How Can I Be Happy? Live in The Moment, says Harvard Research
Posted on April 28, 2013 by admin
A widely quoted study by two Harvard University researchers suggests that people’s minds are wandering almost half the time and that the wandering mind is usually an unhappy mind.
The researchers set out to track just how focused people’s minds were on the present, using an Internet-based cell phone application. They contacted 2,250 volunteers at random intervals, collecting 250,000 different data points. They asked what people were currently doing and whether they were thinking about their current activity or about something else. If someone’s mind was not on the task at hand, they were also asked whether it was dwelling on something pleasant, unpleasant or neutral.
The volunteers were given a choice of 22 different general activities to describe what they were doing at the time they were called.
- The volunteers’ minds were on something other than their current activity 46.9% of the time. And those whose minds were elsewhere were generally unhappiest.
- The happiest people were those who were making love, exercising or engaged in conversation. The unhappiest people were those who were working, using a home computer or resting.
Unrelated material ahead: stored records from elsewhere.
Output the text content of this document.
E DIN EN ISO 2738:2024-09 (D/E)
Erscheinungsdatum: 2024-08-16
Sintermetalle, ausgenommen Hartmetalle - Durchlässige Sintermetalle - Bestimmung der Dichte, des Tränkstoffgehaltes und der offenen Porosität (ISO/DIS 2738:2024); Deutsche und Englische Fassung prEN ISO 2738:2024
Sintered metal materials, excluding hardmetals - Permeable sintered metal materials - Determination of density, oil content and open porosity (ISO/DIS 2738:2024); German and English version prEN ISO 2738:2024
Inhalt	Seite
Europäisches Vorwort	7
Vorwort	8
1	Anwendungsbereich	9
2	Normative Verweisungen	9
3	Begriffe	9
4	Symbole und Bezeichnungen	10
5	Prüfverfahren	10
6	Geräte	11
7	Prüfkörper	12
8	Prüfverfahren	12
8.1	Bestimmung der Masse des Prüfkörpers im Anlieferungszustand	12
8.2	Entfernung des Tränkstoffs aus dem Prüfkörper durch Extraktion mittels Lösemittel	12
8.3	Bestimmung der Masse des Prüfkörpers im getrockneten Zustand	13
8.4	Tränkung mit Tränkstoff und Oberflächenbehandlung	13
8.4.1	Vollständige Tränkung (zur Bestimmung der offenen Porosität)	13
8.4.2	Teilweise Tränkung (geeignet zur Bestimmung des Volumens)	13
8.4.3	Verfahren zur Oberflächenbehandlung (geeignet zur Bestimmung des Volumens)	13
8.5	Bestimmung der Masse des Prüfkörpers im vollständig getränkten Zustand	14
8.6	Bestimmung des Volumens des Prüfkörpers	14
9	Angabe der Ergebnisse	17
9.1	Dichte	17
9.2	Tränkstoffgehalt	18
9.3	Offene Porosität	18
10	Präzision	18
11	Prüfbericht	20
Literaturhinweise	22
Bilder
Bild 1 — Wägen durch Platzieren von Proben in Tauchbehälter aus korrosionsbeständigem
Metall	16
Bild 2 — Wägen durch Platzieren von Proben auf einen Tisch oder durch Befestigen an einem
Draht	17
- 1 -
- Time-lag analysis suggested that the wandering mind was usually the cause, not the consequence, of the subject’s unhappiness. The researchers found that only 4.6% of the degree happiness was due to the activity the subject was engaged in, but 10.8% of their happiness could be attributed to whether or not their mind was wandering at the time.
- For every activity on the list except one, people reported wandering minds at least 30% of the time. The exception was people who were making love.
The researchers interpret these findings to mean that living in the moment is the key to happiness. Those most focused on the present are happiest.
They point to the wide range of occupations, socioeconomic backgrounds and ages (18-88) of the volunteers under study as evidence of the generality of their findings.